Overall, yesterday, concerns about the pace and breadth of the expected further monetary tapering by the Federal Reserve proved too much for the recently less-enabled bulls, and the Dow Jones Industrial Average led the aggregate market a little lower on the day. On point, the Dow, which started the session in the red and never managed to overcome its losses, despite some half-hearted intra-session attempts, wound up the day off by 68 points, led lower by some broad, but comparatively modest, declines. Rotation out of some 2013 winners also played a role in the soft showing. Such uneven action has been a staple of the stock market so far in the new year. The Standard and Poor's 500 Index, in and out of positive territory throughout the day, closed essentially unchanged, while the NASDAQ, which was higher throughout the session, managed a 12-point gain. Clearly, there was not a lot of conviction.

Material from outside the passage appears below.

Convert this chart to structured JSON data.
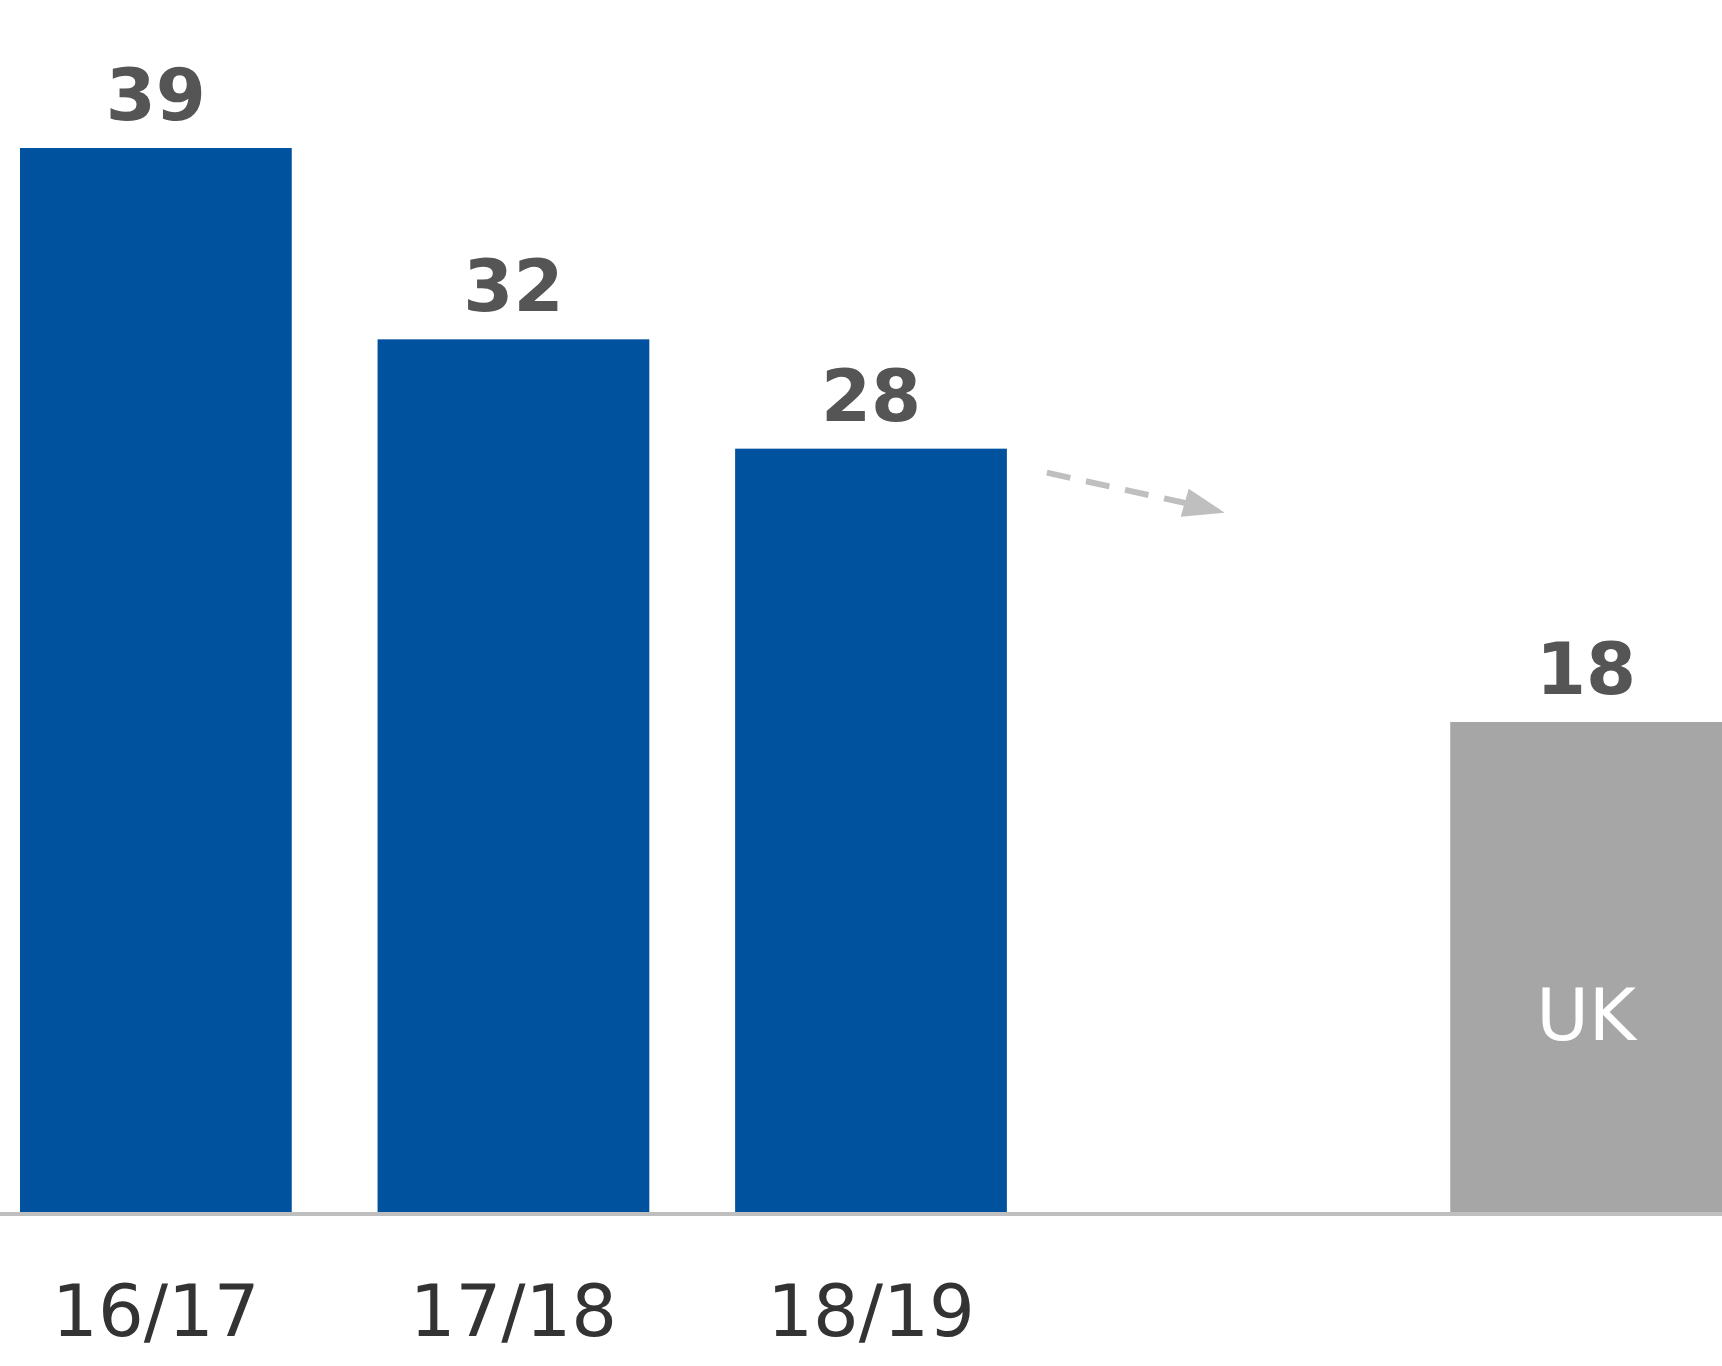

As to the Fed, it was again front and center, as the next FOMC meeting, which is set for the end of this month, draws near. As if to remind investors of this pending get together, the Federal Open Market Committee released the minutes of its last meeting, which took place last December 17th and December 18th, and which led to the first move to slow down the bond-buying process since its inception. Essentially, the minutes held that "economic activity was expanding at a moderate pace.'' Such a view was consistent with earlier descriptions, and the minutes did little to move the market, which remained in the minus column after its issuance at 2PM (EST). What the report did do was nudge Treasury yields up a bit, with the yield on the 10-year Treasury note climbing to 2.99%.  

Also in the news yesterday was the release of data showing a strong report on private-sector job creation. That key metric, issued yesterday morning by ADP (ADP) at 8:15 (EST), showed that 238,000 new jobs had been added in December. This report was the opening salvo in what should be a busy week on the employment front, with data out tomorrow morning on non-farm payrolls and the jobless rate for December. Expectations are that 190,000 positions were added last month and the jobless rate held steady at 7.0%. That report has the potential to affect investors should there be a noteworthy deviation from expectations. At the very least, trading could be a little frenetic later on today in anticipation of that pending survey release. Of note, tomorrow's report will be the first since the start of the Fed's tapering program last month.

As to other markets, in addition to the slight move up in bond yields, we saw further losses in gold, which again took the battered metals stocks a bit lower, while a drop in oil prices to a six-week low was dour news for the energy group, which led the Dow lower on the day. Two major oil issues are domiciled on that blue-chip composite.

Now, looking ahead to a new day, equity and fixed-income investors will again be focused on the economy, in particular the employment outlook, given yesterday's release, this morning's just-issued data on jobless claims, and tomorrow's headline report on non-farm payrolls and the unemployment rate. That being the case, we would not expect big moves in either direction to be forthcoming on our shores. As to the situation overseas, stocks were mixed in Asia overnight, while they are a little higher in Europe so far this morning. Over here, the markets appear to be setting up for a better opening, given the upbeat action in the futures, which show a three-point gain in the Standard and Poor's 500 futures and a 10 point advance in the NASDAQ futures.   - Harvey S. Katz

At the time of this article's writing, the author did not have positions in any of the companies mentioned.